According to sources, the measures, which could be announced as early as this week, include issuing more individual licenses that would allow foreign companies to operate in Venezuela without violating US sanctions.
In addition, the administration will create a mechanism to make it easier for a wider range of companies to enter the Venezuelan market. However, it is still unclear whether this opportunity will take the form of general licenses.
It is still unclear whether easing sanctions on Venezuelan oil will lead to an increase in production in the short term.
Currently, the country produces about 1 million barrels per day, which is one-third of its peak level in the 1990s. Since then, the country’s infrastructure has significantly deteriorated due to poor management, neglect, corruption, and sanctions.
Francisco Monaldi, Director of Latin American Energy Policy at the Baker Institute for Public Policy at Rice University, believes that Venezuela is unable to produce enough additional oil quickly enough to offset the sharp rise in global prices.
In his opinion, in 2026 Venezuela will increase production by no more than one-third, or about 300,000 barrels per day, which is effectively a drop in the ocean in terms of global demand.
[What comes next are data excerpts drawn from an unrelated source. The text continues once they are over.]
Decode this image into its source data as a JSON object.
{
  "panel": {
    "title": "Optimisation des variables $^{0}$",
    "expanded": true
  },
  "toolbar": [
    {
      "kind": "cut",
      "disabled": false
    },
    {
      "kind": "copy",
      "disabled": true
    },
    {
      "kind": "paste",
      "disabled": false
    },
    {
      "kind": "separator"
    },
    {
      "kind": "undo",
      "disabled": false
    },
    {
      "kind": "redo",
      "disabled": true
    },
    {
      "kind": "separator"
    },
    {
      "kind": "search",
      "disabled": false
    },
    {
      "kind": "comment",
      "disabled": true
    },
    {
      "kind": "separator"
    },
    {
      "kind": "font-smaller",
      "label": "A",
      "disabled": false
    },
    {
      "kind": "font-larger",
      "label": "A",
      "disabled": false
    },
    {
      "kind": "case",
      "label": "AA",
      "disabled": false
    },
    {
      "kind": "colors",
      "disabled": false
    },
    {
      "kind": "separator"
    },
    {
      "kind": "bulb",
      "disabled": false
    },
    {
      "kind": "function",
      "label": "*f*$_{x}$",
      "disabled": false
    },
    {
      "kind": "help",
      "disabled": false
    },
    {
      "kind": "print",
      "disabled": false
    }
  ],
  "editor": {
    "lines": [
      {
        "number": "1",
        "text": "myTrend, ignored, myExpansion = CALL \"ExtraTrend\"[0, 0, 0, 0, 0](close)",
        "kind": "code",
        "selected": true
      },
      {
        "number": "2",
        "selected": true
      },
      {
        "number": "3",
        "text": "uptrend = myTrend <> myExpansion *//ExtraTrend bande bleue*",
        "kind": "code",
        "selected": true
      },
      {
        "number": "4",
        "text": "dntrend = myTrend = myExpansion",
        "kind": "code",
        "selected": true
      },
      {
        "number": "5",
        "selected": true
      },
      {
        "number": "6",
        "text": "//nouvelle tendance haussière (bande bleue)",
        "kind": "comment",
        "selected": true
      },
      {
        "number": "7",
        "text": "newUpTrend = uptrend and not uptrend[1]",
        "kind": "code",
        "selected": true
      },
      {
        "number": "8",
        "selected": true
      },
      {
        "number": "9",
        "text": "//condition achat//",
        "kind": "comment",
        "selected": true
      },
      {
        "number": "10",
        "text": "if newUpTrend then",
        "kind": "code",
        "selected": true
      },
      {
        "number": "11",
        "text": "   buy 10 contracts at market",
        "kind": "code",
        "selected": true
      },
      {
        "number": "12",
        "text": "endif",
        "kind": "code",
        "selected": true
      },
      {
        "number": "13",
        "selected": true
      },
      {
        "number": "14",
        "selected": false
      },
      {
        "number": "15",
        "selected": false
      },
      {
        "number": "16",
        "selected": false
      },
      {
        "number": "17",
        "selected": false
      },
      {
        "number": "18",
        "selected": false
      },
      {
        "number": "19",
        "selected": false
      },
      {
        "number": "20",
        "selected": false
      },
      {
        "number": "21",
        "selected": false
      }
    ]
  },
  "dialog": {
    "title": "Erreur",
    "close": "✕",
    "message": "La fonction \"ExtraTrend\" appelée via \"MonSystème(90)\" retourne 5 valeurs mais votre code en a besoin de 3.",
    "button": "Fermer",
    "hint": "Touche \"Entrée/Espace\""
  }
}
However, the Trump administration is making every effort to increase oil supply to the market where possible. Earlier this month, the US temporarily eased some sanctions on Russian oil and also relaxed its efforts to persuade India to stop purchasing Russian oil.
Oil prices
As of March 16, the price of Russian oil for India has risen to its highest level since the start of the war in the Middle East. In particular, Urals crude delivered to the country’s west coast costs $98.93 per barrel.
At the same time, Reuters reports that despite the price surge, Russia’s oil revenues will decline and will be significantly lower compared to last year.
Additionally, according to Reuters, after a four-month pause, China is preparing to resume purchases of Russian oil to avoid shortages caused by the war in Iran.